L'Eglise chaldéenne du Liban soutien les chrétiens d'Irak. Crédit: Emmanuel Haddad

L’Eglise chaldéenne du Liban soutien les chrétiens d’Irak. Crédit: Emmanuel Haddad

L’hémorragie des chrétiens fuyant l’Irak rend l’évêque chaldéen de Beyrouth Michel Kassarji ombrageux: «Depuis la chute de Saddam Hussein, la peur de l’avenir, l’absence de travail et de sécurité avaient déjà poussé beaucoup de familles chrétiennes à rejoindre le Liban. Mais ici, elles se retrouvent sans papiers. L’évêché leur délivre une carte d’identité, mais elles risquent tout de même la prison en permanence. Même ici, elles vivent dans la peur», assure-t-il depuis l’archevêché chaldéen de Beyrouth.

La vague migratoire des chrétiens a fait des ondes jusqu’en Suisse, où le conseiller national UDC Erich von Siebenthal souhaite introduire une préférence religieuse en matière d’asile. En France, le 28 juillet, les ministères des Affaires étrangères et de l’Intérieur ont réagi au sort des chrétiens du nord de l’Irak: «Nous sommes prêts, s’ils le souhaitent, à en favoriser l’accueil sur notre sol au titre de l’asile.» Onze d’entre eux ont atterri à Paris le 7 août dernier avec un visa d’asile, un dispositif rare qui offre un régime plus favorable que celui des demandeurs d’asile.

Tous, sur le terrain vague de Bouchrieh, ont entendu parler de l’appel de la France et chacun espère pouvoir quitter l’incertitude du Liban au plus vite. «Nous voulons la sécurité, c’est tout. Mais jusqu’ici, nous n’avons encore rien vu de l’annonce française», constate Na’am, une quarantenaire de Mossoul. L’évêque chaldéen est plus circonspect: «On aurait aimé que la France fasse quelque chose pour que les chrétiens puissent rester en Irak, avant qu’elle ne délivre des visas. Car personne ne veut quitter son pays. Mais l’Eglise ne peut forcer ses croyants à rester.»

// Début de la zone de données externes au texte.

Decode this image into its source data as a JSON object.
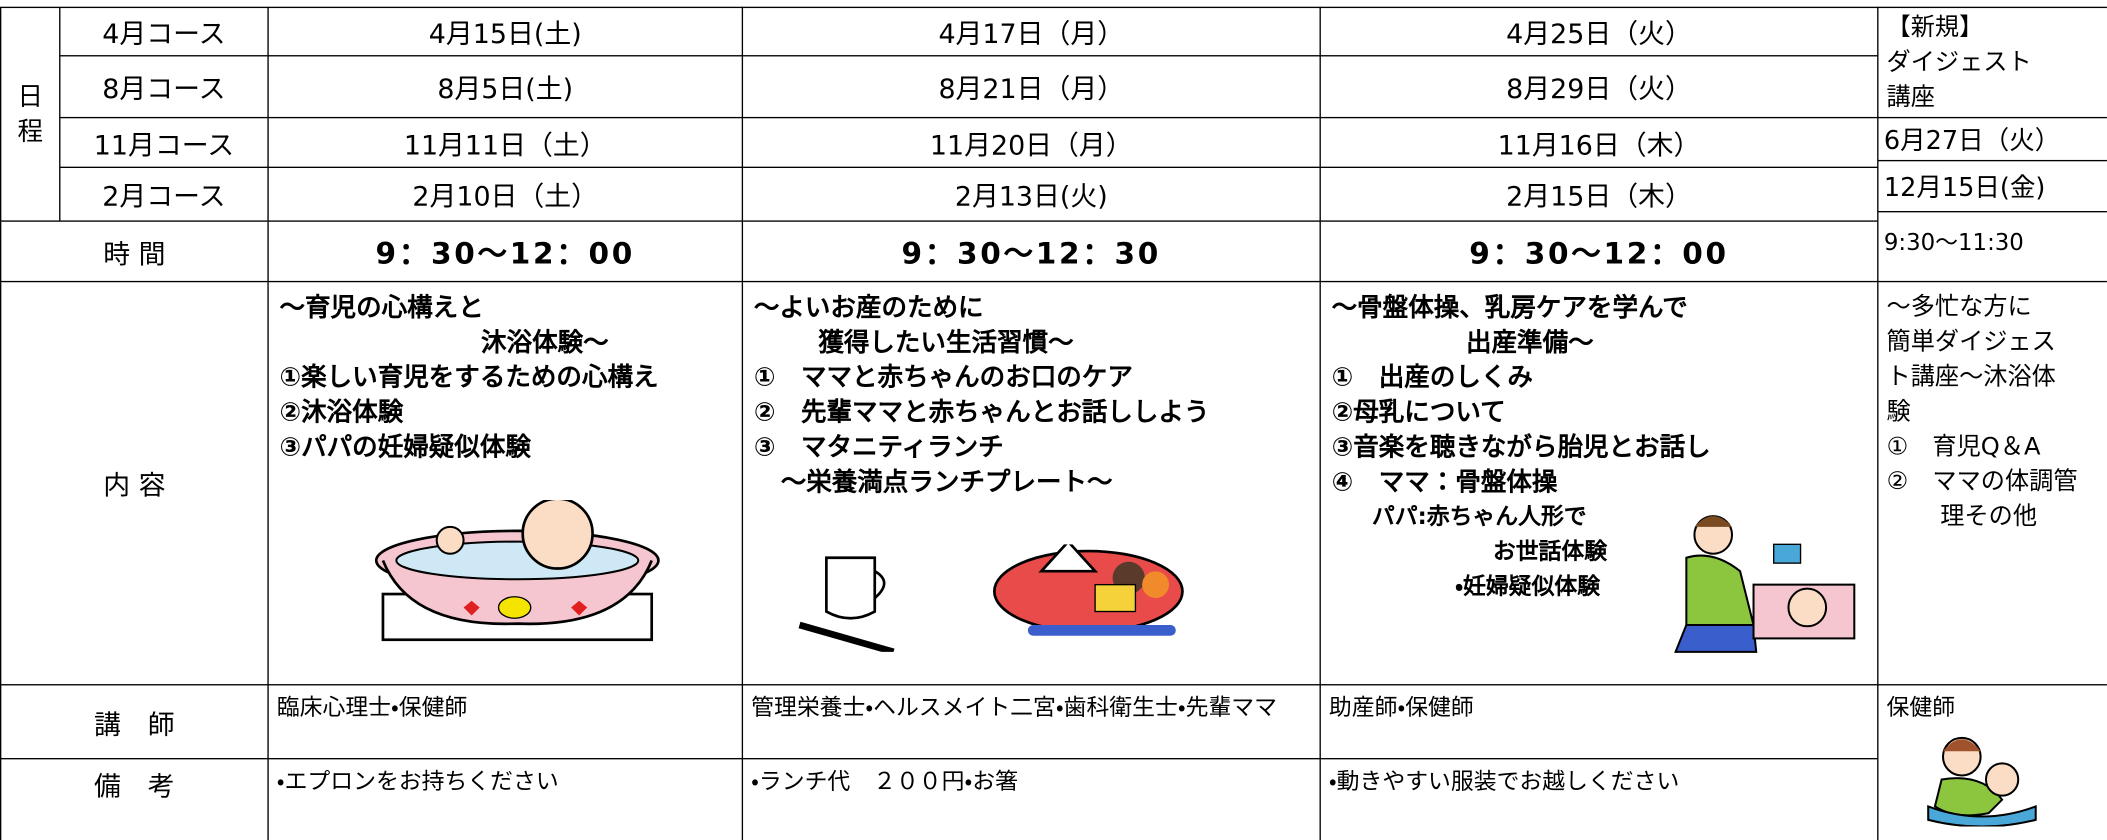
{
  "schedule_label": [
    "日",
    "程"
  ],
  "courses": [
    {
      "name": "4月コース",
      "dates": [
        "4月15日(土)",
        "4月17日（月）",
        "4月25日（火）"
      ]
    },
    {
      "name": "8月コース",
      "dates": [
        "8月5日(土)",
        "8月21日（月）",
        "8月29日（火）"
      ]
    },
    {
      "name": "11月コース",
      "dates": [
        "11月11日（土）",
        "11月20日（月）",
        "11月16日（木）"
      ]
    },
    {
      "name": "2月コース",
      "dates": [
        "2月10日（土）",
        "2月13日(火)",
        "2月15日（木）"
      ]
    }
  ],
  "time_label": "時 間",
  "times": [
    "9：30～12：00",
    "9：30～12：30",
    "9：30～12：00"
  ],
  "content_label": "内 容",
  "contents": [
    [
      "～育児の心構えと",
      "沐浴体験～",
      "①楽しい育児をするための心構え",
      "②沐浴体験",
      "③パパの妊婦疑似体験"
    ],
    [
      "～よいお産のために",
      "獲得したい生活習慣～",
      "①　ママと赤ちゃんのお口のケア",
      "②　先輩ママと赤ちゃんとお話ししよう",
      "③　マタニティランチ",
      "～栄養満点ランチプレート～"
    ],
    [
      "～骨盤体操、乳房ケアを学んで",
      "出産準備～",
      "①　出産のしくみ",
      "②母乳について",
      "③音楽を聴きながら胎児とお話し",
      "④　ママ：骨盤体操",
      "パパ:赤ちゃん人形で",
      "お世話体験",
      "・妊婦疑似体験"
    ]
  ],
  "lecturer_label": "講　師",
  "lecturers": [
    "臨床心理士・保健師",
    "管理栄養士・ヘルスメイト二宮・歯科衛生士・先輩ママ",
    "助産師・保健師"
  ],
  "notes_label": "備　考",
  "notes": [
    "・エプロンをお持ちください",
    "・ランチ代　２００円・お箸",
    "・動きやすい服装でお越しください"
  ],
  "digest": {
    "title": [
      "【新規】",
      "ダイジェスト",
      "講座"
    ],
    "dates": [
      "6月27日（火）",
      "12月15日(金)"
    ],
    "time": "9:30～11:30",
    "content": [
      "～多忙な方に",
      "簡単ダイジェス",
      "ト講座～沐浴体",
      "験",
      "①　育児Q＆A",
      "②　ママの体調管",
      "理その他"
    ],
    "lecturer": "保健師"
  }
}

Un droit d’asile à deux vitesses

Au Liban , plus d’un million de réfugiés syriens ayant fui la répression du régime de Bachar el-Assad et la violence des groupes djihadistes survivent dans des tentes et des immeubles en construction. Environ deux mille d’entre eux ont pu rejoindre la France où, depuis janvier 2013, ils sont soumis à la formalité du «visa de transit aéroportuaire»: «Les Syriens ne peuvent donc ni demander l’asile en France à l’occasion de ce transit, ni y faire escale pour rejoindre un autre pays où trouver refuge», éclaire le Groupe d’information et de soutien des immigrés (Gisti). Fin 2013, François Hollande s’est engagé à accueillir cinq cents ressortissants syriens, parmi les plus vulnérables. «Six mois plus tard, moins de cinquante personnes ont bénéficié de ce programme», ajoute le Gisti.

Le 1er août, l’association a donc dénoncé les «larmes de crocodile sur le sort des chrétiens d’Irak, pour masquer la fermeture des frontières à tous les persécutés du Proche-Orient». Selon eux, la solidarité envers les chrétiens cache mal un calcul politique cynique: «Mieux vaut manifester une sympathie vertueuse à l’égard d’une religion culturellement dominante en France, pour éviter de se mettre à dos la partie la moins tolérante de l’opinion hexagonale.»

Article publié dans le journaliste suisse Le Courrier, jeudi 15 août 2014.